I can’t help but think of that image of Tom Hanks’ character, Forrest Gump, who turns and sees the long road behind him filled with people who had left their homes to start running across the country with him. But unlike Forrest Gump, who simply says to them that he’s done running, Jesus turns to the crowd and speaks bluntly about the cost of discipleship. He tells them what’s really required if they want to keep following him and be a disciple.

There’s no side-stepping what Jesus is saying today. A decision is required—and the cost of discipleship is ultimately everyone and everything—even our own lives. I don’t know why Jesus uses the term “hate” in reference to loved ones. I have no desire to explain it away except to say the Bible also tells us there is nothing that can separate us from the love of God. Love is the antidote to hate. If we love one another as Christ loves us, there is no reason to hate. But if there is someone or something that does get in the way and tries to harm our loving relationship with God, Jesus suggests we must sit down, estimate the cost and look for terms of peace.

Today, can we think about being life-long disciples-in-training? Post Road Pilgrims who happen to be at this place and time at St. Luke’s? It’s unlikely our journey began or will end at St. Luke’s. But we can be Post Road Pilgrims on the Way with Jesus, trying to do our best to listen and to follow him here with one another and in this community.

When we seek and see Christ in one another with open hearts and minds, there is no need for hate.
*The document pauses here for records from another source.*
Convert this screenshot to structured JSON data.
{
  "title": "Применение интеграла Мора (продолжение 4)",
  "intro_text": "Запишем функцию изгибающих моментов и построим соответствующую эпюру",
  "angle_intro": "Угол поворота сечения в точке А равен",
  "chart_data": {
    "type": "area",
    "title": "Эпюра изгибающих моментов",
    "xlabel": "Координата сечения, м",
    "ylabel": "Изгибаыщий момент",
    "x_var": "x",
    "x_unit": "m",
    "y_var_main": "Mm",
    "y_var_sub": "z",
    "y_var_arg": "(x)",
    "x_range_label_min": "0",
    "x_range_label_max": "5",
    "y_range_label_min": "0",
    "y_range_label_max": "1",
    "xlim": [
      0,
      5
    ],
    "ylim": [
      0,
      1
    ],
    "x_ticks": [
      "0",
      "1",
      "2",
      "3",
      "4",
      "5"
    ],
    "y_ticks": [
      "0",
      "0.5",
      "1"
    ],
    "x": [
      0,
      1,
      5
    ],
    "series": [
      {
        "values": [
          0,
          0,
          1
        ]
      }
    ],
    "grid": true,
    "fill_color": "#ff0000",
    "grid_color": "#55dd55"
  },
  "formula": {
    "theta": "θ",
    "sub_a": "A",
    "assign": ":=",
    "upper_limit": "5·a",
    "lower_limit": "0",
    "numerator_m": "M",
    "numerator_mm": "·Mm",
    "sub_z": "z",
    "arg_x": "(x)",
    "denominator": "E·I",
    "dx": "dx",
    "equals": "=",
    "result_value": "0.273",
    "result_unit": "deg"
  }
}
Engaging in trusting relationships and continuing to learn new things both happen here at St. Luke’s. Here, we try out what it means to be Christ’s hands and feet for one another. It is where we can continue to learn, experience—and consider the costs AND blessings—of following Jesus.

Let’s keep following Jesus this fall. Yes, we’ll stumble at times. We’ll make mistakes. We’ll say the wrong thing. But when we are called to true discipleship, our eyes are on Christ so we can recognize him in the people and possessions that he first gave to us.

This morning, we stand on the countless shoulders of those who came up and down this Post Road from generation to generation, especially those who made St. Luke’s their spiritual home. Let’s continue to make it a place where Heaven and Earth come closer together. Let’s continue to make it a place where Love finds a home. Let’s offer thanks that it is our home along the way.